La transition, c’est maintenant de Laure Waridel
Au moment d’aborder les enjeux environnementaux, le discours scientifique est unanime et alarmant, alors que celui des médias devient parfois un peu trop polarisant. Le discours de Laure Waridel, pour sa part, a quelque chose de rassembleur. L’auteure s’exprime à la fois avec fermeté et douceur, urgence et respect, ce qui rend son écriture accessible et intelligible à tout lecteur. Dans son ouvrage, elle questionne nos habitudes de consommation, de transport, d’habitation: toutes ces habitudes qu’il nous faudrait encore modifier, si cela ne nous apparaissait pas comme une montagne au sommet inatteignable. Mais en lisant Waridel, on réalise que l’ascension sera beaucoup plus aisée si l’on se dote d’abord d’une nouvelle façon de penser – la richesse, le bonheur, l’économie. L’auteure admet que les chantiers sont nombreux et qu’il nous est impossible, en tant que citoyen, d’être de tous les fronts de bataille, mais demeure persuadée que notre salut collectif passera par ce changement de paradigme qui s’opérera d’abord « dans notre tête et notre coeur ». Ne laissant rien au hasard et s’appuyant sur des exemples concrets, cet ouvrage permet d’étoffer notre réflexion sur les enjeux globaux d’une transition nécessaire. Il nous rappelle avec grande pertinence qu’« acheter, c’est voter », et nous donne un élan vers l’avant.
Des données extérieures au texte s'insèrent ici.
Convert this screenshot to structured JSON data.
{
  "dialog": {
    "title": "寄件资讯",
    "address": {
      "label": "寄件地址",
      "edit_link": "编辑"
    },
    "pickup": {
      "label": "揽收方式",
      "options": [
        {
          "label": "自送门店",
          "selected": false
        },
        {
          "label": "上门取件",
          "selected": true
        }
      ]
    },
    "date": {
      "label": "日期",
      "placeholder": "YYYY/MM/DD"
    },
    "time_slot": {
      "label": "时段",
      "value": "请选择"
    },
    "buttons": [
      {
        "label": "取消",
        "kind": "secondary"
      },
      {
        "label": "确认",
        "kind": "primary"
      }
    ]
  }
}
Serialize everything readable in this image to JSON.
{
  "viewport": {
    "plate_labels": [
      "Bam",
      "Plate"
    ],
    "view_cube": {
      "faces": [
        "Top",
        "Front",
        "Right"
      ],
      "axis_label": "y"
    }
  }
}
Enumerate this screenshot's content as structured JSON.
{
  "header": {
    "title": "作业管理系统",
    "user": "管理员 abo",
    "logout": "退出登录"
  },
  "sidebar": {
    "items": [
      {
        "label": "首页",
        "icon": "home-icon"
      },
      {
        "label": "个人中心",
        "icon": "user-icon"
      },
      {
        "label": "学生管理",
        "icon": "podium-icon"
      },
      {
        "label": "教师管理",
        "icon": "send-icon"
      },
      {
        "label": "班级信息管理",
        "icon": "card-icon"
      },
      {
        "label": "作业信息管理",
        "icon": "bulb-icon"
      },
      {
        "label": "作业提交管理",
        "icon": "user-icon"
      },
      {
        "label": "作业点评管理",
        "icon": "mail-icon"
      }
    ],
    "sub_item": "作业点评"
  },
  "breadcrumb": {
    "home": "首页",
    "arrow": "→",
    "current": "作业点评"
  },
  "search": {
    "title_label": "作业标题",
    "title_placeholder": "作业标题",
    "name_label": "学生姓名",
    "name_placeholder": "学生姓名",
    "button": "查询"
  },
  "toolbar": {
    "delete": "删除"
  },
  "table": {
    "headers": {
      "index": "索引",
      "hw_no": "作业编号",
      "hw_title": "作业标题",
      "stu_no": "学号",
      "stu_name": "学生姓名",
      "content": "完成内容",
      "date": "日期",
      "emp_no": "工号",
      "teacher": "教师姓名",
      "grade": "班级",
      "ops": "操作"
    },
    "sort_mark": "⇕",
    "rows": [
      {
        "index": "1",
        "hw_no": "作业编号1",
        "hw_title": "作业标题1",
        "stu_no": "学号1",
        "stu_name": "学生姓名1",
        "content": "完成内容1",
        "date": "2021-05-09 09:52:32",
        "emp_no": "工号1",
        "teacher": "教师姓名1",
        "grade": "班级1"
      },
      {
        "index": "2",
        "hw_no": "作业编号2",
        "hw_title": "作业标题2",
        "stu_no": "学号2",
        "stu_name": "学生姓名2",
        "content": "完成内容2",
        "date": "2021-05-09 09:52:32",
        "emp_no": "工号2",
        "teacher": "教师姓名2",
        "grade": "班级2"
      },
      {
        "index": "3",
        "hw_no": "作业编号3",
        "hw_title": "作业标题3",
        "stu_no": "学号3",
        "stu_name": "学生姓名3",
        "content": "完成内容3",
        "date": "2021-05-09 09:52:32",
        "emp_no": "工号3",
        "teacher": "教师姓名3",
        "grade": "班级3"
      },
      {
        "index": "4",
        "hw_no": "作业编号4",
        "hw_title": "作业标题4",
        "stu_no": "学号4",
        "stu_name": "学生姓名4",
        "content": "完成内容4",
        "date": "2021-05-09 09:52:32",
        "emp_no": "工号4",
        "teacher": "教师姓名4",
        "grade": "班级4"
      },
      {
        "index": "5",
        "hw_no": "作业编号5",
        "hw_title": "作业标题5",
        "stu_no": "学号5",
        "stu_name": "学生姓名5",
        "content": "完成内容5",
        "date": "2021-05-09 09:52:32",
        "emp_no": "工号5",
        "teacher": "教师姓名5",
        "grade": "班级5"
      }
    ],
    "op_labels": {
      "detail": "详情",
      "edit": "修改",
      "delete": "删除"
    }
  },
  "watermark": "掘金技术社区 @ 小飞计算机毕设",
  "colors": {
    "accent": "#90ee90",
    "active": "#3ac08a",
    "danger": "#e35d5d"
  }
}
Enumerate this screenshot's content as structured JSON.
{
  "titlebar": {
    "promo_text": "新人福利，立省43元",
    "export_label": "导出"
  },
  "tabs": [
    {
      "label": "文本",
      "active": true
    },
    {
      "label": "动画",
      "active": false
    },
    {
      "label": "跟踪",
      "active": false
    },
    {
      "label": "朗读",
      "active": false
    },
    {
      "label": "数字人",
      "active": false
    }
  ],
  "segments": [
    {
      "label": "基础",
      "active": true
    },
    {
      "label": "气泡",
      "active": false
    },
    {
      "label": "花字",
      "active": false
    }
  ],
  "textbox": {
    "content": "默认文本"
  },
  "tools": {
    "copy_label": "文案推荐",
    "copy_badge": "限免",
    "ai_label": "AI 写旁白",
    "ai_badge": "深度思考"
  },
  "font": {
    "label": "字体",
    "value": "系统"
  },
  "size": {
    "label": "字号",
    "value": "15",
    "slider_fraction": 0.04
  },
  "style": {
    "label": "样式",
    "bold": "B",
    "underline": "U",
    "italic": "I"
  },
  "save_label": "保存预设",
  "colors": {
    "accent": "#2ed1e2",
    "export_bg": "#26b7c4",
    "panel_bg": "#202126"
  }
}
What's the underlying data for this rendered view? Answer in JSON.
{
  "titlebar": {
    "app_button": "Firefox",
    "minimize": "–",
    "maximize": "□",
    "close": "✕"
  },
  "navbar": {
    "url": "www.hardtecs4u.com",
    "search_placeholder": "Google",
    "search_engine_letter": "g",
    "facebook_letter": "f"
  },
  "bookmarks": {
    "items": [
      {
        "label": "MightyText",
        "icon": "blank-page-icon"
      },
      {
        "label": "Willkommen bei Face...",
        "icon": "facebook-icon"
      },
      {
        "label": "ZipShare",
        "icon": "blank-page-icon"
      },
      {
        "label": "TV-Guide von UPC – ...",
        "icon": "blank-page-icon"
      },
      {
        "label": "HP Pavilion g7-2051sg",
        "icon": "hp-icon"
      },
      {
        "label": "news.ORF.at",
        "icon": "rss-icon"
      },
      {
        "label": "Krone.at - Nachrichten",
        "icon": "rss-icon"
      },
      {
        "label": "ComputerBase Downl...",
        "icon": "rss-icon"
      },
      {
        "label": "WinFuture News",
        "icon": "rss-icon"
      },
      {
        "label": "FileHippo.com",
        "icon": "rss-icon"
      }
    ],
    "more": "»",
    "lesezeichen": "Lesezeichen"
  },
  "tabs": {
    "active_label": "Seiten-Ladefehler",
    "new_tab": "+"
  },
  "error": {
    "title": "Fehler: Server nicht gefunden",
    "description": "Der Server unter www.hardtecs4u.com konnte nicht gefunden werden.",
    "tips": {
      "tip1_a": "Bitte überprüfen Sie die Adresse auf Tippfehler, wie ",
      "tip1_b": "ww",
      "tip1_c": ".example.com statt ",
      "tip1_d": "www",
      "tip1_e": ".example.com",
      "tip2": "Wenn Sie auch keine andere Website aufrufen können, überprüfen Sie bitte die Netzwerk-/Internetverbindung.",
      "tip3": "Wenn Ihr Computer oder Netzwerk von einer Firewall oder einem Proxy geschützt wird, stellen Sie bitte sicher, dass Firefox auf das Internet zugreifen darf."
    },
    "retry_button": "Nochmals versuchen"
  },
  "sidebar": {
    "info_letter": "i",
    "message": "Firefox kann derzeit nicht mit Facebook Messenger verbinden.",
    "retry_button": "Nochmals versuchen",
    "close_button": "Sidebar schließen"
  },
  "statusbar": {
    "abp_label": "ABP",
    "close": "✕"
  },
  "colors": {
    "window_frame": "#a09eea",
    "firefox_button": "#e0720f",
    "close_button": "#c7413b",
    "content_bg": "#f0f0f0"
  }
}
« La transition écologique de nos sociétés est une occasion formidable de choisir une meilleure qualité de vie pour tous, dans le respect des limites planétaires. […] La transition n’est ni à droite ni à gauche, mais devant. »
Les falaises de Virginie DeChamplain
La découverte du corps inanimé de sa mère sur la grève gaspésienne force le retour de V. au bercail. C’est l’automne. Assise sur un matelas au milieu du salon déserté, elle est avalée par les souvenirs, gardés par cette maison qu’elle retrouve mais aussi les carnets de sa grand-mère qu’elle lit pour la première fois. Ils sont ceux de son enfance atypique, ceux de sa mère vagabonde, exaltée et tempétueuse, ceux de son village et de ses ancêtres, et tous lui appartiennent désormais. Dans ces limbes maternelles, V. trouvera son propre destin de femme en gestation. Au-delà de la mort et du deuil, il s’agit là d’un récit initiatique et filial que Virginie DeChamplain a voulu farouchement féminin et poétique, du Québec à l’Islande. Les falaises, ce sont les récifs du fleuve, les collines étrangères, l’épaule nue d’une femme, tous ces endroits vertigineux où il nous faut, sans réelle emprise, tenir en équilibre.
« J’ai peur de ce qu’y a là-dedans, de ce qu’elle a trouvé à raconter toutes ces années. Impatiente de ces années de village de fond de rang, enroulées dans le temps qui roule, en silence à part le bruit des vagues. Est-ce que je vais déterrer des morts qui dormaient dur, leur squelette mangé par les vers? J’ai peur de la lire et de me lire, moi. De découvrir que rien a changé. Qu’on se transmet le temps d’une génération à l’autre sans que rien avance. Qu’on s’aime à rebours, quand il est trop tard. » En librairie le 25 février.